Cela n'a rien à voir avec, par exemple, un rassemblement de quelques milliers à plusieurs dizaines de milliers de gens au parc des expositions de Villepinte, au parc des expositions du Bourget, au Zénith de Paris, sur la place de la Bastille, sur la place de la Concorde...

Six millions quatre cent mille personnes, cela ne peut être imaginé autrement qu'en se représentant en esprit, autant de personnes assises devant leur poste de télévision chez elles et dans toute la France, en train de regarder par exemple en direct, l'enterrement d'un artiste ou personnage célèbre ; ou de suivre heure par heure le déroulement d'un évènement hors du commun et dramatique...

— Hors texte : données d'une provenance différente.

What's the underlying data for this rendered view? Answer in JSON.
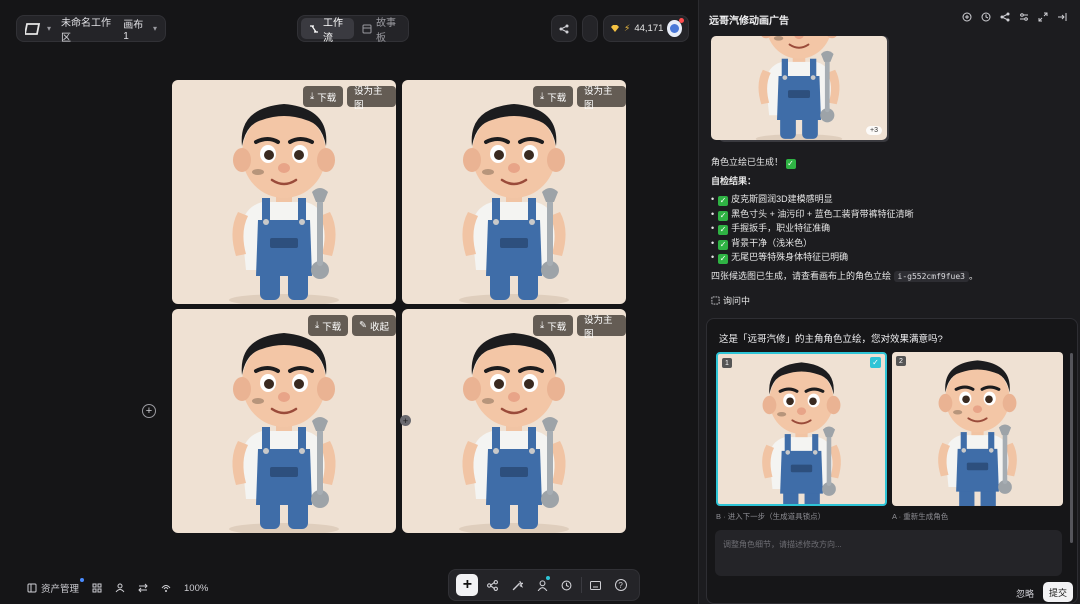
{
  "topbar": {
    "workspace": "未命名工作区",
    "canvas": "画布 1",
    "tab_workflow": "工作流",
    "tab_storyboard": "故事板",
    "credits": "44,171"
  },
  "tiles": [
    {
      "btn1": "下载",
      "btn2": "设为主图"
    },
    {
      "btn1": "下载",
      "btn2": "设为主图"
    },
    {
      "btn1": "下载",
      "btn2": "收起"
    },
    {
      "btn1": "下载",
      "btn2": "设为主图"
    }
  ],
  "badge_text": "远哥汽修",
  "bottom": {
    "assets": "资产管理",
    "zoom": "100%"
  },
  "panel": {
    "title": "远哥汽修动画广告",
    "more_count": "+3",
    "generated": "角色立绘已生成！",
    "self_check": "自检结果：",
    "checks": [
      "皮克斯圆润3D建模感明显",
      "黑色寸头 + 油污印 + 蓝色工装背带裤特征清晰",
      "手握扳手，职业特征准确",
      "背景干净（浅米色）",
      "无尾巴等特殊身体特征已明确"
    ],
    "summary_pre": "四张候选图已生成，请查看画布上的角色立绘",
    "summary_code": "i-g552cmf9fue3",
    "summary_post": "。",
    "asking": "询问中",
    "question": "这是「远哥汽修」的主角角色立绘，您对效果满意吗?",
    "opt1_num": "1",
    "opt2_num": "2",
    "opt1_label": "B · 进入下一步（生成道具锁点）",
    "opt2_label": "A · 重新生成角色",
    "input_placeholder": "调整角色细节，请描述修改方向...",
    "ignore": "忽略",
    "submit": "提交"
  },
  "colors": {
    "accent": "#2ec4d6",
    "check": "#2fb344",
    "tile_bg": "#efe1d3",
    "overalls": "#3f6da8"
  }
}
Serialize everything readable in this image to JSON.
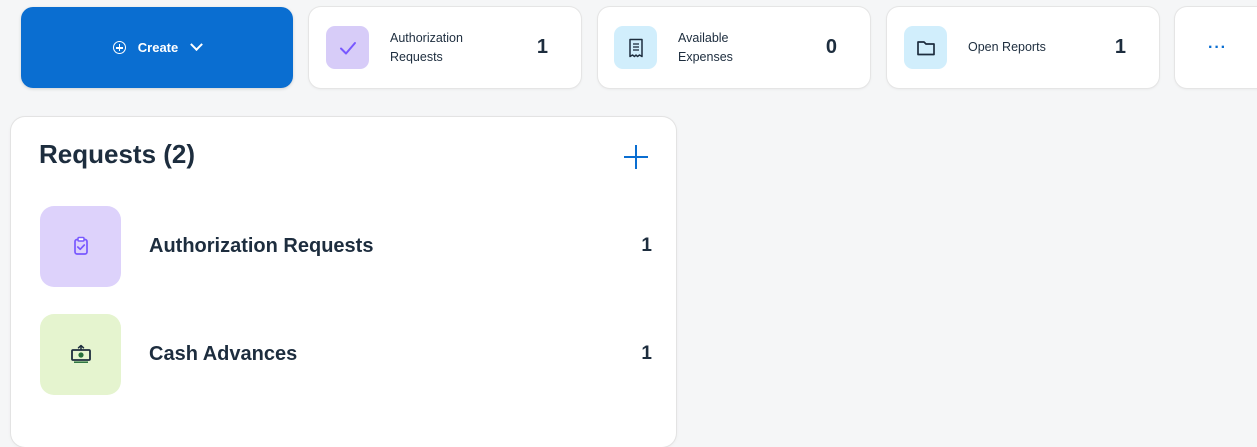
{
  "topbar": {
    "create": {
      "label": "Create",
      "icon": "plus-circle-icon",
      "caret": "chevron-down-icon"
    },
    "tiles": [
      {
        "label": "Authorization Requests",
        "count": "1",
        "icon": "checkmark-icon",
        "accent": "#7858ff"
      },
      {
        "label": "Available Expenses",
        "count": "0",
        "icon": "receipt-icon",
        "accent": "#0070f2"
      },
      {
        "label": "Open Reports",
        "count": "1",
        "icon": "folder-icon",
        "accent": "#0070f2"
      }
    ],
    "more": "···"
  },
  "requests": {
    "title": "Requests (2)",
    "add_icon": "plus-icon",
    "items": [
      {
        "label": "Authorization Requests",
        "count": "1",
        "icon": "clipboard-check-icon",
        "accent": "#7858ff"
      },
      {
        "label": "Cash Advances",
        "count": "1",
        "icon": "cash-icon",
        "accent": "#256f3a"
      }
    ]
  },
  "colors": {
    "primary": "#0a6ed1",
    "background": "#f5f6f7",
    "text": "#1d2d3e"
  }
}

Six millions quatre cent mille personnes, cela veut dire que ton voisin, que l'une ou l'autre des personnes que tu rencontres chaque jour à la boulangerie, à l'intermarché, peut être l'une de ces six millions quatre cent mille...

Dans l'idée que tu te fais de la relation possible ou envisageable avec telle ou telle personne, dans l'idée de ce que tu vas dire, exprimer, dans la manière dont tu vas envisager d'exprimer ce qui te tient à coeur... Inévitablement tu ne peux que sentir la pesanteur exercée par la réalité de ce nombre de six millions quatre cent mille personnes, et t'interroger... D'autant plus qu'il y a aussi une autre réalité qui "pèse" sans doute encore plus lourd : la réalité du jugement, de la réflexion, du propos "à l'emporte pièce" dans le genre "que tu reçois tel un coup de poing dans la figure"...

Nous sommes que l'on le veuille ou non, que l'on s'en défende ou que l'on s'y complaise, dans une "culture" (je dirais une "sous-culture") de l'émotion, du clivage, du "parti-pris", du "cliché", de la "pensée unique" ; une "sous-culture" de la peur, du "cela ne peut être autrement"...

... Bon, le soir du dimanche 22 avril 2012 à L'Equinoxe, quinzième arrondissement de Paris, où siégeait le Quartier Général de Marine Le Pen ; il était difficile d'imaginer Marine Le Pen entourée de ses "lieutenants" et de ses invités, se dandinant sur la piste de danse sur des chansons et des musiques de Jean Ferrat ou de Léo Férré... à priori...

... Pourtant, en mars 2010 parmi les millions de personnes qui suivirent en direct à la télévision, l'enterrement de Jean Ferrat ; il y avait bien, aussi, un certain nombre de ces "six millions quatre cent mille" personnes qui ont voté Marine Le Pen au 1er tour de l'élection présidentielle en 2012...

... Il y a, dans cette "sous-culture" qui celle de la pensée unique, du cliché, du propos à l'emporte pièce, de la peur, de l'à priori, du parti pris... Il faut le reconnaître, une ambiguité entre ce qui est visible et ne l'est pas, entre la vérité et le mensonge...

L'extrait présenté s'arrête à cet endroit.